La venatio o cacería de fieras, de las que se distinguen cuatro tipos: exhibición, cacería, ejecución y lucha de fieras. Era un tipo de espectáculo menos rígido, más predispuesto a la introducción de novedades, que los juegos gladiatorios. De su organización nos habla a lo largo de dos capítulos, tercero y cuatro, estando dedicado este último a la procedencia de los animales utilizados, y a las formas de caza, transporte, doma y cuidado de estos, mientras que el tercero describe el espectáculo en sí y todo lo concerniente al mismo: los lugares de celebración, los sistemas de seguridad, el personal implicado, posibles innovaciones. Como en el caso de los gladiadores, también es difícil distinguir las diferencias entre venatores, bestiarii y otros tipos de los que sólo conocemos el nombre El capítulo finaliza con una extensa y detallada descripción de todo lo concerniente a los condenados a las fieras, y con ello, de las persecuciones a los cristianos.

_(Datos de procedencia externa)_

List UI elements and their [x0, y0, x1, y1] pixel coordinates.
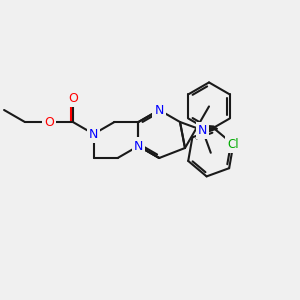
Text: O: O: [44, 116, 54, 128]
Text: O: O: [68, 92, 78, 104]
Text: N: N: [154, 103, 164, 116]
Text: N: N: [134, 140, 143, 152]
Text: N: N: [89, 128, 98, 140]
Text: N: N: [134, 140, 143, 152]
Text: N: N: [198, 124, 207, 137]
Text: Cl: Cl: [227, 138, 239, 151]
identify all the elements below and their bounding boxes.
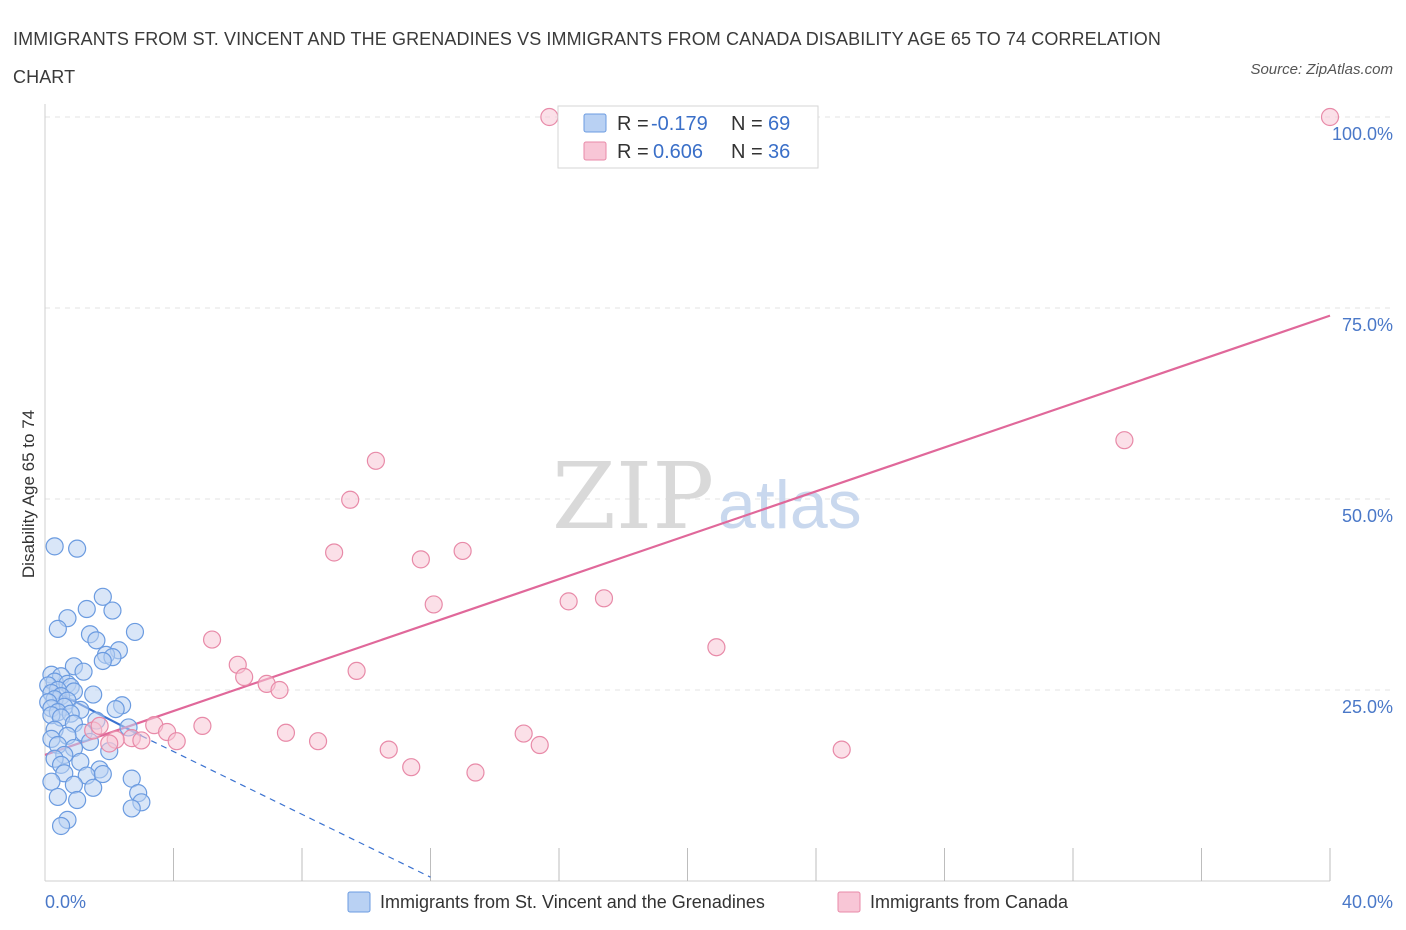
watermark-zip: ZIP <box>552 443 714 550</box>
blue-data-point <box>42 772 61 791</box>
blue-data-point <box>64 775 84 794</box>
pink-data-point <box>424 595 443 614</box>
pink-data-point <box>530 735 549 755</box>
blue-data-point <box>84 685 103 704</box>
source-credit: Source: ZipAtlas.com <box>1250 61 1393 78</box>
trend-lines <box>44 314 1331 878</box>
blue-data-point <box>87 631 106 650</box>
pink-data-point <box>366 451 385 470</box>
x-tick-label: 0.0% <box>45 892 86 912</box>
pink-data-point <box>132 731 151 750</box>
pink-data-point <box>276 723 296 742</box>
pink-data-point <box>832 740 851 759</box>
blue-data-point <box>77 599 96 619</box>
pink-data-point <box>202 630 222 649</box>
blue-data-point <box>103 601 122 620</box>
pink-data-point <box>1320 107 1340 127</box>
blue-data-point <box>93 764 112 784</box>
pink-data-point <box>411 550 430 569</box>
legend-swatch-pink <box>837 891 861 913</box>
stats-n-label-pink: N = <box>731 141 763 163</box>
chart-title: IMMIGRANTS FROM ST. VINCENT AND THE GREN… <box>13 29 1162 87</box>
blue-data-point <box>93 651 112 671</box>
blue-data-point <box>48 619 67 638</box>
pink-data-point <box>347 661 366 681</box>
blue-data-point <box>74 662 93 681</box>
blue-data-point <box>51 816 71 836</box>
y-tick-label: 50.0% <box>1342 506 1393 526</box>
pink-data-point <box>270 680 289 700</box>
x-tick-label: 40.0% <box>1342 892 1393 912</box>
pink-data-point <box>325 543 344 562</box>
stats-swatch-blue <box>583 113 607 133</box>
legend-swatch-blue <box>347 891 371 913</box>
stats-swatch-pink <box>583 141 607 161</box>
pink-data-point <box>235 667 254 687</box>
axes <box>44 104 1331 882</box>
pink-trend-line <box>44 314 1331 756</box>
blue-data-point <box>48 787 67 807</box>
y-axis-title: Disability Age 65 to 74 <box>19 410 38 578</box>
y-tick-label: 25.0% <box>1342 697 1393 717</box>
pink-data-point <box>308 732 328 751</box>
stats-r-label-pink: R = <box>617 141 649 163</box>
pink-data-point <box>1115 431 1134 450</box>
pink-data-point <box>379 740 398 759</box>
watermark: ZIP atlas <box>552 443 862 550</box>
blue-data-point <box>125 622 145 642</box>
pink-data-point <box>90 716 109 736</box>
stats-r-label-blue: R = <box>617 113 649 135</box>
stats-n-value-pink: 36 <box>768 141 790 163</box>
pink-data-point <box>453 541 472 561</box>
pink-data-point <box>559 592 578 611</box>
pink-data-point <box>167 732 186 751</box>
blue-data-point <box>106 699 125 719</box>
blue-trend-extension <box>141 735 431 878</box>
blue-data-point <box>122 799 141 818</box>
stats-legend: R = -0.179 N = 69 R = 0.606 N = 36 <box>557 105 819 169</box>
blue-data-point <box>84 778 103 797</box>
pink-data-point <box>514 724 533 743</box>
legend-label-blue: Immigrants from St. Vincent and the Gren… <box>380 892 765 912</box>
grid-lines <box>45 116 1395 691</box>
blue-data-point <box>68 790 87 810</box>
pink-data-point <box>193 716 212 736</box>
x-tick-labels: 0.0% 40.0% <box>45 892 1393 912</box>
pink-data-point <box>540 107 559 127</box>
blue-data-point <box>45 537 64 556</box>
pink-data-point <box>100 734 119 753</box>
series-legend: Immigrants from St. Vincent and the Gren… <box>347 891 1069 913</box>
pink-data-point <box>594 589 614 608</box>
stats-n-value-blue: 69 <box>768 113 790 135</box>
blue-data-point <box>93 587 112 606</box>
pink-data-point <box>341 490 360 509</box>
blue-data-point <box>68 539 87 558</box>
stats-r-value-blue: -0.179 <box>651 113 708 135</box>
y-tick-label: 75.0% <box>1342 315 1393 335</box>
stats-r-value-pink: 0.606 <box>653 141 703 163</box>
y-tick-labels: 25.0% 50.0% 75.0% 100.0% <box>1332 124 1393 717</box>
legend-label-pink: Immigrants from Canada <box>870 892 1069 912</box>
watermark-atlas: atlas <box>718 467 862 543</box>
pink-data-point <box>466 763 485 782</box>
data-points <box>39 107 1340 836</box>
y-tick-label: 100.0% <box>1332 124 1393 144</box>
pink-data-point <box>707 638 726 657</box>
pink-data-point <box>402 758 421 777</box>
stats-n-label-blue: N = <box>731 113 763 135</box>
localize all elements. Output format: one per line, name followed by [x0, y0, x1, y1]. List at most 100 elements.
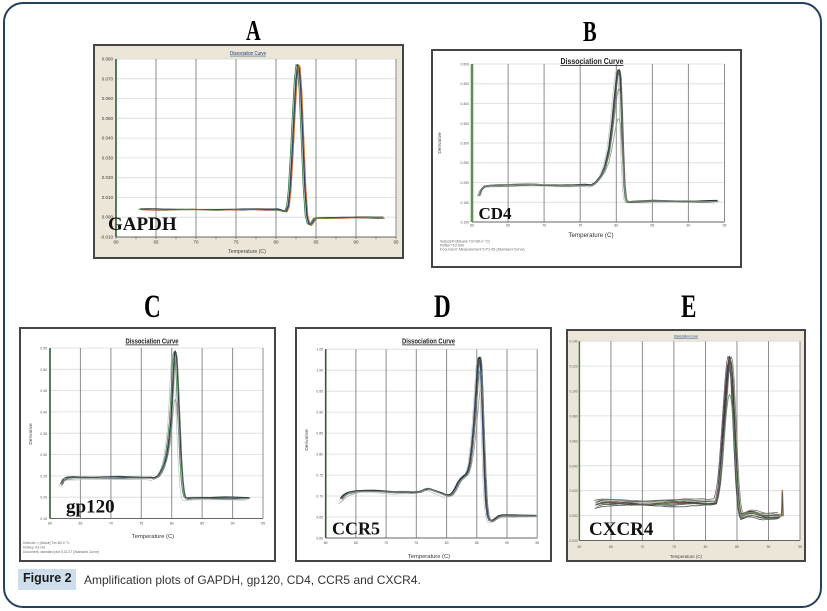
svg-text:Temperature (C): Temperature (C) [228, 249, 266, 255]
svg-text:0.400: 0.400 [460, 102, 469, 106]
svg-text:0.85: 0.85 [316, 431, 323, 435]
svg-text:0.100: 0.100 [460, 220, 469, 224]
svg-text:0.70: 0.70 [316, 494, 323, 498]
svg-text:Derivative: Derivative [28, 423, 34, 445]
svg-text:CD4: CD4 [478, 204, 512, 223]
svg-text:0.40: 0.40 [40, 410, 47, 414]
svg-text:0.060: 0.060 [569, 439, 577, 443]
svg-text:Hotkey: A1-H3: Hotkey: A1-H3 [23, 545, 45, 549]
svg-text:Temperature (C): Temperature (C) [407, 554, 449, 560]
svg-text:90: 90 [353, 239, 359, 244]
svg-text:GAPDH: GAPDH [108, 214, 177, 235]
svg-text:70: 70 [193, 239, 199, 244]
svg-text:1.05: 1.05 [316, 347, 323, 351]
svg-text:65: 65 [609, 545, 613, 549]
svg-text:95: 95 [535, 541, 539, 545]
svg-text:0.450: 0.450 [460, 82, 469, 86]
svg-text:0.90: 0.90 [316, 410, 323, 414]
svg-text:70: 70 [640, 545, 644, 549]
svg-text:0.070: 0.070 [101, 76, 113, 81]
svg-text:Dissociation Curve: Dissociation Curve [125, 336, 178, 345]
svg-text:0.250: 0.250 [460, 161, 469, 165]
svg-text:Dissociation Curve: Dissociation Curve [230, 50, 266, 56]
svg-text:CXCR4: CXCR4 [589, 519, 654, 540]
svg-text:0.080: 0.080 [569, 414, 577, 418]
svg-text:Detector = [About] Tm=80.0 °C: Detector = [About] Tm=80.0 °C [23, 541, 70, 545]
svg-text:Dissociation Curve: Dissociation Curve [402, 336, 455, 345]
svg-text:0.35: 0.35 [40, 431, 47, 435]
svg-text:0.25: 0.25 [40, 474, 47, 478]
svg-text:Setpoint=[Means Tm=80.0 °C]: Setpoint=[Means Tm=80.0 °C] [440, 239, 490, 243]
svg-text:85: 85 [313, 239, 319, 244]
svg-text:Document: Measurement 5 P1-05: Document: Measurement 5 P1-05 (Standard … [440, 247, 525, 251]
svg-text:Peltier=10.000: Peltier=10.000 [440, 243, 464, 247]
svg-text:-0.020: -0.020 [568, 539, 577, 543]
svg-text:0.50: 0.50 [40, 367, 47, 371]
svg-text:-0.010: -0.010 [100, 234, 113, 239]
svg-text:0.100: 0.100 [569, 389, 577, 393]
svg-text:1.00: 1.00 [316, 368, 323, 372]
svg-text:Dissociation Curve: Dissociation Curve [674, 333, 699, 338]
svg-text:0.65: 0.65 [316, 515, 323, 519]
svg-text:0.050: 0.050 [101, 115, 113, 120]
svg-text:0.500: 0.500 [460, 62, 469, 66]
svg-text:80: 80 [703, 545, 707, 549]
svg-text:65: 65 [353, 541, 357, 545]
svg-text:90: 90 [686, 223, 690, 227]
svg-text:60: 60 [48, 521, 52, 525]
svg-text:0.010: 0.010 [101, 194, 113, 199]
svg-text:80: 80 [444, 541, 448, 545]
svg-text:60: 60 [323, 541, 327, 545]
svg-text:0.80: 0.80 [316, 452, 323, 456]
svg-text:Derivative: Derivative [437, 132, 443, 154]
svg-text:0.30: 0.30 [40, 453, 47, 457]
svg-text:0.200: 0.200 [460, 181, 469, 185]
svg-text:95: 95 [393, 239, 399, 244]
svg-text:0.060: 0.060 [101, 96, 113, 101]
svg-text:75: 75 [139, 521, 143, 525]
svg-text:95: 95 [798, 545, 802, 549]
svg-text:65: 65 [78, 521, 82, 525]
svg-text:85: 85 [735, 545, 739, 549]
svg-text:0.45: 0.45 [40, 389, 47, 393]
svg-text:0.350: 0.350 [460, 121, 469, 125]
svg-text:75: 75 [578, 223, 582, 227]
svg-text:Document: standard plot 5.31.0: Document: standard plot 5.31.07 (Standar… [23, 550, 99, 554]
svg-text:0.040: 0.040 [569, 464, 577, 468]
svg-text:75: 75 [414, 541, 418, 545]
svg-text:0.60: 0.60 [316, 536, 323, 540]
svg-text:80: 80 [273, 239, 279, 244]
svg-text:70: 70 [542, 223, 546, 227]
svg-text:Dissociation Curve: Dissociation Curve [560, 57, 623, 66]
svg-text:0.020: 0.020 [101, 175, 113, 180]
svg-text:65: 65 [506, 223, 510, 227]
svg-text:70: 70 [384, 541, 388, 545]
svg-text:0.55: 0.55 [40, 346, 47, 350]
svg-text:Temperature (C): Temperature (C) [670, 554, 702, 559]
svg-text:95: 95 [261, 521, 265, 525]
svg-text:0.040: 0.040 [101, 135, 113, 140]
svg-text:Temperature (C): Temperature (C) [131, 534, 173, 540]
svg-text:0.020: 0.020 [569, 489, 577, 493]
svg-text:0.75: 0.75 [316, 473, 323, 477]
svg-text:0.140: 0.140 [569, 339, 577, 343]
svg-text:0.120: 0.120 [569, 364, 577, 368]
svg-text:75: 75 [672, 545, 676, 549]
svg-text:70: 70 [108, 521, 112, 525]
svg-text:60: 60 [113, 239, 119, 244]
svg-text:0.030: 0.030 [101, 155, 113, 160]
svg-text:CCR5: CCR5 [332, 518, 380, 538]
svg-text:gp120: gp120 [66, 496, 115, 517]
svg-text:90: 90 [505, 541, 509, 545]
svg-text:0.080: 0.080 [101, 56, 113, 61]
svg-text:60: 60 [577, 545, 581, 549]
svg-text:0.15: 0.15 [40, 517, 47, 521]
svg-text:80: 80 [614, 223, 618, 227]
svg-text:0.20: 0.20 [40, 495, 47, 499]
svg-text:0.000: 0.000 [101, 214, 113, 219]
svg-text:90: 90 [230, 521, 234, 525]
svg-text:75: 75 [233, 239, 239, 244]
svg-text:85: 85 [650, 223, 654, 227]
svg-text:85: 85 [200, 521, 204, 525]
svg-text:60: 60 [470, 223, 474, 227]
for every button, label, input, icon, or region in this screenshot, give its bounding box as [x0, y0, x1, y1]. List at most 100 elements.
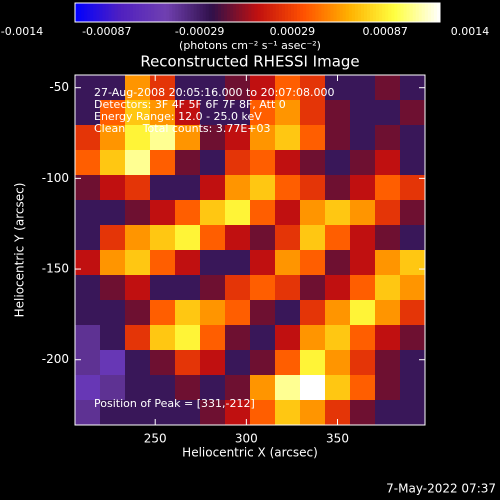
heatmap-cell: [175, 375, 201, 401]
heatmap-cell: [125, 250, 151, 276]
heatmap-cell: [275, 175, 301, 201]
colorbar-swatch: [373, 3, 377, 22]
heatmap-cell: [225, 150, 251, 176]
colorbar-swatch: [169, 3, 173, 22]
heatmap-cell: [250, 225, 276, 251]
heatmap-cell: [225, 300, 251, 326]
heatmap-cell: [75, 400, 101, 426]
heatmap-cell: [150, 125, 176, 151]
colorbar-tick-label: 0.00029: [270, 25, 316, 38]
colorbar-frame: [74, 2, 441, 23]
heatmap-cell: [325, 300, 351, 326]
heatmap-cell: [100, 250, 126, 276]
annotation: Energy Range: 12.0 - 25.0 keV: [94, 110, 262, 123]
heatmap-cell: [200, 75, 226, 101]
heatmap-cell: [100, 100, 126, 126]
colorbar-swatch: [327, 3, 331, 22]
colorbar-swatch: [205, 3, 210, 22]
heatmap-cell: [75, 250, 101, 276]
heatmap-cell: [125, 400, 151, 426]
colorbar-tick-label: -0.00029: [175, 25, 224, 38]
heatmap-cell: [275, 200, 301, 226]
colorbar-swatch: [357, 3, 362, 22]
heatmap-cell: [400, 275, 426, 301]
heatmap-cell: [125, 375, 151, 401]
heatmap-cell: [150, 375, 176, 401]
heatmap-cell: [275, 325, 301, 351]
colorbar: [74, 2, 441, 23]
heatmap-cell: [75, 200, 101, 226]
colorbar-swatch: [388, 3, 392, 22]
heatmap-cell: [100, 150, 126, 176]
colorbar-swatch: [430, 3, 435, 22]
heatmap-cell: [175, 125, 201, 151]
colorbar-swatch: [208, 3, 213, 22]
colorbar-swatch: [339, 3, 344, 22]
colorbar-swatch: [415, 3, 420, 22]
y-tick-label: -200: [42, 352, 69, 366]
colorbar-swatch: [138, 3, 143, 22]
colorbar-swatch: [260, 3, 265, 22]
heatmap-cell: [125, 100, 151, 126]
colorbar-swatch: [148, 3, 152, 22]
heatmap-cell: [175, 100, 201, 126]
colorbar-swatch: [348, 3, 353, 22]
heatmap-cell: [275, 400, 301, 426]
colorbar-swatch: [221, 3, 225, 22]
heatmap-cell: [225, 175, 251, 201]
heatmap-cell: [325, 200, 351, 226]
heatmap-cell: [375, 175, 401, 201]
colorbar-swatch: [394, 3, 398, 22]
heatmap-cell: [175, 250, 201, 276]
heatmap-cell: [75, 100, 101, 126]
heatmap-cell: [300, 100, 326, 126]
heatmap-cell: [250, 400, 276, 426]
heatmap-cell: [350, 75, 376, 101]
colorbar-swatch: [303, 3, 307, 22]
colorbar-swatch: [406, 3, 411, 22]
heatmap-cell: [150, 225, 176, 251]
heatmap-cell: [125, 175, 151, 201]
heatmap-cell: [75, 375, 101, 401]
heatmap-cell: [300, 75, 326, 101]
heatmap-cell: [200, 175, 226, 201]
heatmap-cell: [150, 325, 176, 351]
heatmap-cell: [175, 225, 201, 251]
colorbar-swatch: [321, 3, 325, 22]
heatmap-cell: [350, 100, 376, 126]
y-axis-label: Heliocentric Y (arcsec): [13, 183, 27, 318]
heatmap-cell: [375, 75, 401, 101]
colorbar-swatch: [333, 3, 338, 22]
heatmap-cell: [250, 100, 276, 126]
heatmap-cell: [100, 325, 126, 351]
heatmap-cell: [150, 175, 176, 201]
colorbar-swatch: [351, 3, 356, 22]
heatmap-cell: [200, 150, 226, 176]
heatmap-cell: [250, 150, 276, 176]
colorbar-swatch: [196, 3, 201, 22]
colorbar-swatch: [418, 3, 423, 22]
heatmap-cell: [375, 125, 401, 151]
colorbar-swatch: [297, 3, 301, 22]
heatmap-cell: [300, 400, 326, 426]
heatmap-cell: [375, 200, 401, 226]
colorbar-swatch: [233, 3, 237, 22]
heatmap-cell: [275, 275, 301, 301]
chart-title: Reconstructed RHESSI Image: [140, 53, 359, 71]
colorbar-swatch: [211, 3, 216, 22]
heatmap-cell: [325, 125, 351, 151]
heatmap-cell: [150, 200, 176, 226]
heatmap-cell: [175, 150, 201, 176]
x-tick-label: 300: [235, 432, 258, 446]
heatmap-cell: [325, 100, 351, 126]
heatmap-cell: [200, 350, 226, 376]
heatmap-cell: [325, 375, 351, 401]
colorbar-swatch: [354, 3, 359, 22]
colorbar-swatch: [269, 3, 274, 22]
heatmap-cell: [175, 300, 201, 326]
heatmap-cell: [250, 275, 276, 301]
heatmap-cell: [225, 125, 251, 151]
heatmap-cell: [75, 150, 101, 176]
colorbar-swatch: [166, 3, 170, 22]
heatmap-cell: [150, 350, 176, 376]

Con el capítulo quinto entramos en el mundo del circo. Como en los casos anteriores, es, nuevamente, una extensa y detallada descripción de la organización de las carreras, la morfología del edificio del circo, las facciones y su importancia, la relevancia de los caballos…con una destacada excepción: el capítulo quinto contiene los dos únicos epígrafes sobre aspectos religiosos y económicos relacionados con estos juegos de todo el libro, que en caso de los gladiadores quedaron reducidos a simples menciones, muy rápidas, sobre tres aspectos: su origen funerario, la frecuencia de las apuestas, y lo costoso de la realización del combate. Dichos epígrafes nos hablan de la relevancia económica de las facciones, que eran quienes poseían todo el monopolio de las carreras del cisco, y de todo el simbolismo que encerraba el edificio del circo como una posible representación del universo, así como el origen de las carreras como una forma de culto.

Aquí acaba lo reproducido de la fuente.